Nytorv 19 is constructed in brick with four storeys over a walk-out basement. The five-bays-wide facade is plastered and painted in a bluish-grey colour. It is finished with a white-painted band above the exposed part of the basement, a white-painted cornice band above the ground floor and a modillion cornice below the roof. A frieze with festoon ornamentation is seen above the three central windows of the first floor. It is flanked by two short blank friezes above the lateral windows. A frieze is also seen above the three central windows of the second floor but it is without festoon ornamentation and not flanked by friezes above the lateral windows. The three central windows of the first and second floor are also accented with white-painted framing, marginally more so on the first floor where the sills are supported by corbels. The main entrance is located in the bay furthest to the left (east).
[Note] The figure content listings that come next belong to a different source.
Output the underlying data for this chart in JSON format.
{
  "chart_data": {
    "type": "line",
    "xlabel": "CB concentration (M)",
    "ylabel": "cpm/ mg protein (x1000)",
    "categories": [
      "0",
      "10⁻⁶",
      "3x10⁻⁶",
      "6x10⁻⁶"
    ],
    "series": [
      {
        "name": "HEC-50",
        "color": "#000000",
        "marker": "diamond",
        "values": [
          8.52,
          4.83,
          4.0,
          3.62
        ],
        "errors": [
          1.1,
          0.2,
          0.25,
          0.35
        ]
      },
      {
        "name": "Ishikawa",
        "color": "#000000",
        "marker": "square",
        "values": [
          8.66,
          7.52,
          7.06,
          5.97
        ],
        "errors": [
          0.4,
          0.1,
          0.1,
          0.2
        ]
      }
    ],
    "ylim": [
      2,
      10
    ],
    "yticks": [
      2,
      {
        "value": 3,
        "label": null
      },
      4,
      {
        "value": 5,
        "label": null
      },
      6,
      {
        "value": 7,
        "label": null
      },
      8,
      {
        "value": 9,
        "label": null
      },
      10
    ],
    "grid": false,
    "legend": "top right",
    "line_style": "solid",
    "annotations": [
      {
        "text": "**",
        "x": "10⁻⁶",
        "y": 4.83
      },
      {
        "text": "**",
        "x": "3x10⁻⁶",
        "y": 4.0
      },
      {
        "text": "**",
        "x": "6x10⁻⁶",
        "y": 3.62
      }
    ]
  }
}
The door is topped by a hood mould supported by corbels. The entrance to the ground floor is located in the bay furthest to the right (west). A basement entrance is located in the second bay from the left. The pitched black-glazed tile roof features three dormer windows towards the square. The roof ridge is pierced by a central chimney. A three-bays-long side wing extends from the rear side of the building along the boundary to No. 21 (Copenhagen Jailhouse). A secondary staircase appendix projects from the side wing. It is integrated with the front wing via a canted corner bay. The yard side of the building complex is plastered and painted yellow.

==Today==
The building is now owned by Frederik Brøndum. A restaurant occupies the ground floor and basement of the building. The three upper floors are used as office space.